Das Instrumentale Theater etablierte sich als eigenständige Theaterform durch die szenischen Kompositionen Mauricio Kagels, dessen entscheidender Antrieb die Auseinandersetzung mit der Musik John Cages war. Sein zentrales Werk Sur scène entstand 1960 als kammermusikalisches Theaterstück in einem Akt für Sprecher, Mimen, Sänger und Instrumentalisten. Die Grundlage des Bühnenwerkes bildet ein Vortrag über zeitgenössische Musik, der die Einsätze für die Aktionen der stummen Mimen sowie der Musiker gibt und gleichzeitig den Inhalt des Vortrages ironisiert. Sur scène ist ein Versuch, Kammermusik aufzuführen und wird dabei zu einem Diskurs über Kammermusik selbst. Eine solche Selbstthematisierung von musikalischer Aufführung als Spiel prägt auch Kagels Match für zwei Cellisten und einen Schlagzeuger (1964). Die Aufführung erhält dabei die Gestalt eines Ballspiels zwischen den beiden Cellisten. Der Schlagzeuger wird zum Schiedsrichter, der vergeblich versucht, die Kontrolle über das Geschehen zu erlangen. Da in der Aufführung eine exakte Wiederholung der Handlung vorgeschrieben ist – das Match wird somit zweimal gespielt –, wird aus dem scheinbar spontanen Spiel der Musiker eine genau choreografierte Inszenierung.

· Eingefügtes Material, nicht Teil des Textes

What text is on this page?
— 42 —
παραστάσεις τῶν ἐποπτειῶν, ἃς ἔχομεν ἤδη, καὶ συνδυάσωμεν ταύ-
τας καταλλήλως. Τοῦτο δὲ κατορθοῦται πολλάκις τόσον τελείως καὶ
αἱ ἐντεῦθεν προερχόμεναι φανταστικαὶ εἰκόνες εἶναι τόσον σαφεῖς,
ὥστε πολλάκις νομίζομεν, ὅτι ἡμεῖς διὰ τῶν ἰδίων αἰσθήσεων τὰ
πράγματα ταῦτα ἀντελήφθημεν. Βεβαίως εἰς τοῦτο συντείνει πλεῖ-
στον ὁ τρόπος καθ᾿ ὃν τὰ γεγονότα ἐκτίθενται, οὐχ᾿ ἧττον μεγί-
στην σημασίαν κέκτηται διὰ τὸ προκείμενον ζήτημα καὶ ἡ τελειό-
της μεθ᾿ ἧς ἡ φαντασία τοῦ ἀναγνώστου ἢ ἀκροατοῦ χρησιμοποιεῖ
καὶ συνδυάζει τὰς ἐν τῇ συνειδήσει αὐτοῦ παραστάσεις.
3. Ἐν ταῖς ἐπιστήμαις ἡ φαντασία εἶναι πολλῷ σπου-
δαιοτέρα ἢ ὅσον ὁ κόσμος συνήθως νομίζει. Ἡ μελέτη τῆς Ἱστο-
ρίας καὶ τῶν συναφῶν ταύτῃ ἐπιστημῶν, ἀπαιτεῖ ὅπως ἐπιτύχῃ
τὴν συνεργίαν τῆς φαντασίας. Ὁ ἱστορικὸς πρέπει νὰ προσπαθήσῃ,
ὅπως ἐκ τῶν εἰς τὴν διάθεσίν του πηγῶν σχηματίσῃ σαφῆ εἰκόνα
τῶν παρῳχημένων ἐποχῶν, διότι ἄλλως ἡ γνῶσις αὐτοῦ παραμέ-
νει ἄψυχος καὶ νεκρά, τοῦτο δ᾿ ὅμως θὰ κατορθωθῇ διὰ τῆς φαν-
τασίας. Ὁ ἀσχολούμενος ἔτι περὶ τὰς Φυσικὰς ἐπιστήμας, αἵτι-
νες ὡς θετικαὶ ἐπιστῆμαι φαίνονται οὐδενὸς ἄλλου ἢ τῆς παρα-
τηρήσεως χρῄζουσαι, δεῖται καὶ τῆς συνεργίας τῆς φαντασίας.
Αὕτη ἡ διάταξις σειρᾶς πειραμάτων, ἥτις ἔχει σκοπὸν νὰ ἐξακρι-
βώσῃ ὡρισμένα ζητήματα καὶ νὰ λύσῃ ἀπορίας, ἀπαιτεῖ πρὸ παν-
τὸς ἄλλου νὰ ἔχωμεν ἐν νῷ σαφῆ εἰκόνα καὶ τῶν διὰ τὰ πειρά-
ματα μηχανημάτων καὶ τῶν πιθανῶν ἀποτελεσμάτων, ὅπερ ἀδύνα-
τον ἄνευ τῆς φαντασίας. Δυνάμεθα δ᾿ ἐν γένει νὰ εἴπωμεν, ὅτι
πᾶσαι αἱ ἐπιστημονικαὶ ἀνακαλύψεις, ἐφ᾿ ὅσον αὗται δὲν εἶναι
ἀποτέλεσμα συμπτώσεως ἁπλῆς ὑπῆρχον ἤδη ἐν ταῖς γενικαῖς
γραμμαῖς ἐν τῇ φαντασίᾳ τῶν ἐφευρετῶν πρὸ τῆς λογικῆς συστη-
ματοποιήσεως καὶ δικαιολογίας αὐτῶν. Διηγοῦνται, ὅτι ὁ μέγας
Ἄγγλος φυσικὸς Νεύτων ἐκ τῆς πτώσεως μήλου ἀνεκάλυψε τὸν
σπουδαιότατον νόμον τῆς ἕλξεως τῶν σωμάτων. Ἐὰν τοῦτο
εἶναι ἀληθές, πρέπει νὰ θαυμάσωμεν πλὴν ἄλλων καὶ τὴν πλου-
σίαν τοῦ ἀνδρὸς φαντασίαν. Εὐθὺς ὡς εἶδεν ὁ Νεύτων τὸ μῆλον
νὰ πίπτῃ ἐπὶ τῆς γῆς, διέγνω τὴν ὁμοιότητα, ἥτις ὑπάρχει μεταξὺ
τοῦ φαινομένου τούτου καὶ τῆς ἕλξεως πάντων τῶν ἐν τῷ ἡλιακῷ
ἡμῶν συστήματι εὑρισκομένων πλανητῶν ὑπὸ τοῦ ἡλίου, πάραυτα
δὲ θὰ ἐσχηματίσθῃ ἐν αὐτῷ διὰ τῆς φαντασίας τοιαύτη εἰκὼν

Die interaktiven Formen des Musiktheaters, wie sie durch John Cage entwickelt wurden, bedeuteten nicht nur die Verwendung neuer technischer Mittel in der szenischen Realisierung von Musik, sondern führten auch zu grundsätzlich neuen medialen Verlagerungen der musikalischen Darstellungsmöglichkeiten. Nachdem der Komponist Robert Ashley zunächst sowohl Formen des interaktiven Musiktheaters wie des Instrumentalen Theaters übernommen hatte, entstand mit Music with Roots in the Aether (1975–1976) seine erste Oper für das Fernsehen, die nicht eine bloße Fernsehfassung einer Bühnenhandlung war, sondern die Fernsehtechnik als eigenständiges Medium der musikalischen Komposition erfasste.[13] Music with Roots in the Aether thematisiert das Komponieren von sieben verschiedenen Künstler – David Behrman, Philip Glass, Alvin Lucier, Gordon Mumma, Pauline Oliveros, Roger Reynolds, Terry Riley und Robert Ashley – in einer Art dokumentarischen Gestalt. Dennoch zielt dieses Vorgehen nicht auf bloße Abbildung, vielmehr wird das Schaffen von Musik hier zu einem sichtbaren und unmittelbaren Akt für den Zuschauer. Die zunächst scheinbar entrückte Musik der Avantgarde wird so zu einer theatralischen Handlung selbst, zu der sich das Publikum in Beziehung setzen kann. Dieses Grundmodell fand seine Fortführung zunächst in der für den Sender Channel 4 produzierten Oper Perfect Live (1979–1983) und schließlich in der mehr als 14-stündigen Opern-Tetralogie Now Eleanor’s Idea (1983–1993) mit den Teilen Improvement (Don leaves Linda), Foreign Experiences, eL/Aficionado und dem Titelstück Now Eleanor’s Idea, die Robert Ashley jedoch bislang nur für die Bühne produzieren konnte.
Die Entwicklung digitaler Bildmedien ermöglichte gegenüber der traditionellen Fernseh- und Videotechnik neue, flexible Gestaltungspotenziale. So können nicht nur völlig neue Raum- und Handlungskonzepte realisiert werden, es bietet sich auch die Möglichkeit einer spontanen Interaktion der unterschiedlichen Medien, die bislang durch technische und institutionelle Begrenzungen nicht realisierbar schien. Als ein exemplarisches Werk dieser Entwicklung kann das Video-Oratorium Paradiso (2001) des niederländischen Komponisten Jacob ter Veldhuis gelten, dem es gelingt, die traditionelle Gattung der Oratorienkomposition mit den Ausdrucksformen der VJ-Kultur zu verbinden.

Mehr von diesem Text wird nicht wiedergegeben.